You can find all manner of things out there. I've seen a download that offers 13,000 SF/fantasy titles.
The problem you run into is format and quality. An awful lot of these offerings are scans from hardcopy editions, offered as plain text or PDF. They generally aren't proofread to catch OCR errors, and some are in very poor shape.
Even if the text is in decent shape, you still face the issue of getting to book into a form viewable on your reader device. PDF conversions are problematic. In my experience, PDFs created as simple single column files with in-line graphics convert fairly well.

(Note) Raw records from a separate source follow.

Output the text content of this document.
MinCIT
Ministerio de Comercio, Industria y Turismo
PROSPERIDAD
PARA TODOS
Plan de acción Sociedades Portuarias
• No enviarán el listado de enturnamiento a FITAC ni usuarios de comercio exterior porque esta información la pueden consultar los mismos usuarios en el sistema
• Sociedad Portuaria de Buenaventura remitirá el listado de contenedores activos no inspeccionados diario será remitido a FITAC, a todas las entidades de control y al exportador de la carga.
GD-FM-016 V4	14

Beyond that, things degrade fast.
If you just want to read the book, and have low standards about the quality of the pirated edition that you are willing to read, and are willing to take the effort to convert, you can probably find what you want. If you actually have standards of quality, selection drops rapidly.
I've seen commentary from at least one MR poster who is quite familiar with the darknet, and could find pretty much anything. But he chooses to fire up his Kindle and buy a legitimate copy from Amazon. A few clicks and he's got the book and can start reading. He doesn't have to spend the time and effort finding an illicit copy, then converting to something he can read. The convenience adds value he's happy to pay for.
Ultimately, piracy is an annoyance, not a disaster. The larder market will pay for value like it always has. The trick is to provide value, price appropriately, and make it as easy as possible for the customer to give you money.